As a child, I pushed myself to color inside the lines, climb to the top of trees, and jump until the rope-turners quit.

Now I’m easier on myself, not caring about excellence when I’m having fun, though I try not to burden others with my deficient enthusiasms.

When alone, I sing with volume and drama. I croon the blues, nursery songs, pop tunes, cowboy laments, and church hymns. Song fragments burst from me at odd moments. I wail and yodel and growl like Janis Joplin, all off key.

My habit of solitary singing began after a Christmas party with teenage friends.

We sang Christmas carols and laughed at one another’s vocal flourishes.
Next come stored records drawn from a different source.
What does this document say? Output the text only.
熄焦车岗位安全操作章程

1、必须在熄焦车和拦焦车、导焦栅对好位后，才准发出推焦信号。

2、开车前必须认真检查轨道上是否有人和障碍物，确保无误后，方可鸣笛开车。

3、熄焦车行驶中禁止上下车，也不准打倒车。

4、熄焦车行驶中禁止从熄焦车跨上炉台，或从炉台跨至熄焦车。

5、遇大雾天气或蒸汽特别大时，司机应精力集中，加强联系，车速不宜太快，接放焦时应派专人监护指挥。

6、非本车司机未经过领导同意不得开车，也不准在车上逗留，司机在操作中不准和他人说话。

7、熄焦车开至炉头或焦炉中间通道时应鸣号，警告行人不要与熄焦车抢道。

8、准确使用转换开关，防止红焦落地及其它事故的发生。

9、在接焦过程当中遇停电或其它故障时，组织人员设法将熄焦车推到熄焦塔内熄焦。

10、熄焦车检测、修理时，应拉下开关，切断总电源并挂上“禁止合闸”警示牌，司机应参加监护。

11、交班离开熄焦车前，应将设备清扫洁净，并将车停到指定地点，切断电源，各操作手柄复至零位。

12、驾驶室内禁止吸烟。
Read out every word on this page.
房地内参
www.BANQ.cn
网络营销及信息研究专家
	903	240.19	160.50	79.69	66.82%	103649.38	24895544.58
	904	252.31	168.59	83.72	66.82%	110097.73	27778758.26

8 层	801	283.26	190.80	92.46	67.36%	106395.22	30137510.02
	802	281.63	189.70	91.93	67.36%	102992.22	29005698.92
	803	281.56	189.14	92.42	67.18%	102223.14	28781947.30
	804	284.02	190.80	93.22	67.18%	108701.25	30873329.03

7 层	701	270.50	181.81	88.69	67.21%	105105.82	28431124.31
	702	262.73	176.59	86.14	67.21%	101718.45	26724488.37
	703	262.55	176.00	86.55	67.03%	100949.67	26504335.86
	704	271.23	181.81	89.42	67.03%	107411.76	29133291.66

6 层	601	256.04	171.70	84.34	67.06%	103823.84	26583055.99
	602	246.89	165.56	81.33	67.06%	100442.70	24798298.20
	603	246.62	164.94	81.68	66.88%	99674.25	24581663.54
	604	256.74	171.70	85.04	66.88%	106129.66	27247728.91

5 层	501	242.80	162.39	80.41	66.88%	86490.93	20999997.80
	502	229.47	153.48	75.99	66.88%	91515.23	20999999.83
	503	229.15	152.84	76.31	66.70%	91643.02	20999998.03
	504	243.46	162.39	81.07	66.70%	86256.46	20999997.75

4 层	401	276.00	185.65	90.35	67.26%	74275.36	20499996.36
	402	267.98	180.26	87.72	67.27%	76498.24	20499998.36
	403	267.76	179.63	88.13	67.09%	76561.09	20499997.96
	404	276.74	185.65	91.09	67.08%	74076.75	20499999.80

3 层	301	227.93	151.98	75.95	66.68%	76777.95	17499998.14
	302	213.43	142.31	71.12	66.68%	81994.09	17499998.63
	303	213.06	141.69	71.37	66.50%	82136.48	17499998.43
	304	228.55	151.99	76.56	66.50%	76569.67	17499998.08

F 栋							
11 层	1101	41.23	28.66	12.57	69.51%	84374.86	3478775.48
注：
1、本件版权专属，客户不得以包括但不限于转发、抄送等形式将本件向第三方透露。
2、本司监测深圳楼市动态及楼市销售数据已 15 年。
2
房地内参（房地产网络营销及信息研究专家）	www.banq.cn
I had a grand time until DeeDee Wright remarked, “Wow, we have some really good singers — and Janet knows all the words.”

Since then, during public singing, I hum along demurely, not wishing to offend the sensitive or startle dogs.

I also enjoy arranging flowers from our garden in decorative vases for display around the house. I feel energized and creative as I snip branches, trim leaves, and place blossoms.

However, when I step back to admire my handiwork, I see I’ve created a lopsided bouquet littered with bald spots. And why did I think one lilac and 14 tulips would be an attractive combination?

But, I’m not discouraged. As soon as the daisies droop and roses wilt, I happily create new eyesores.

I like to drive. I snack, sing, and talk to myself: “My, hoity-toity lady, you can certainly drive fast in your little red car as you pass me on a curve. Tut, tut!”

But I don’t enjoy myself when I have passengers — I’m made edgy by their gasps, white knuckles, and terror.

I love to nap. Just writing the word with its connotations of coziness and self-indulgence gives me goose bumps. When I surrender to sleepiness, stretch out on the couch, and close my eyes, I experience bliss, an ecstasy never equaled by the nap itself.

Usually, I jerk in and out of consciousness, thinking of all the tasks awaiting me with hopeful little faces, until I give up. Sometimes, I redefine napping by falling soundly asleep for hours. I then stagger around dunder-headed until bedtime, when I can’t sleep because I napped all afternoon.

I delight in gluing broken things back together: the just-purchased angel I unwrapped and dropped, the decorative bowl I bashed against the sink, the giraffe figurine my toddler grandson let fall on its head.

I feel virtuous and skillful as I assemble the pieces, apply too much glue, and bond my fingers.

When I manage to glue only the fragments, I discover I’ve held them unevenly while the adhesive dried, so my treasure is slightly askew. But from the other end of a football field, no one would ever notice.

On Saturdays, I enthusiastically assemble my cookbooks and make a weekly menu and shopping list. I scan coupons, check the refrigerator and cupboards for ingredients, and badger Joel for ideas, though in 15 years he’s never made a suggestion.

How organized I am! What a Holly Housewife!!

Then, during the week, I discover I planned three pasta meals, forgot to buy the chicken for the fricassee, and picked up applesauce instead of pineapple bits for the fancy dessert.

Oh, well. By the next Saturday, I’ve forgotten my mishaps and thrill with efficiency as I gather my cookbooks.

I sing loudly as I make my list, thinking I’ll buy flowers to arrange in that pretty vase I need to glue back together, and then reward myself with a nap.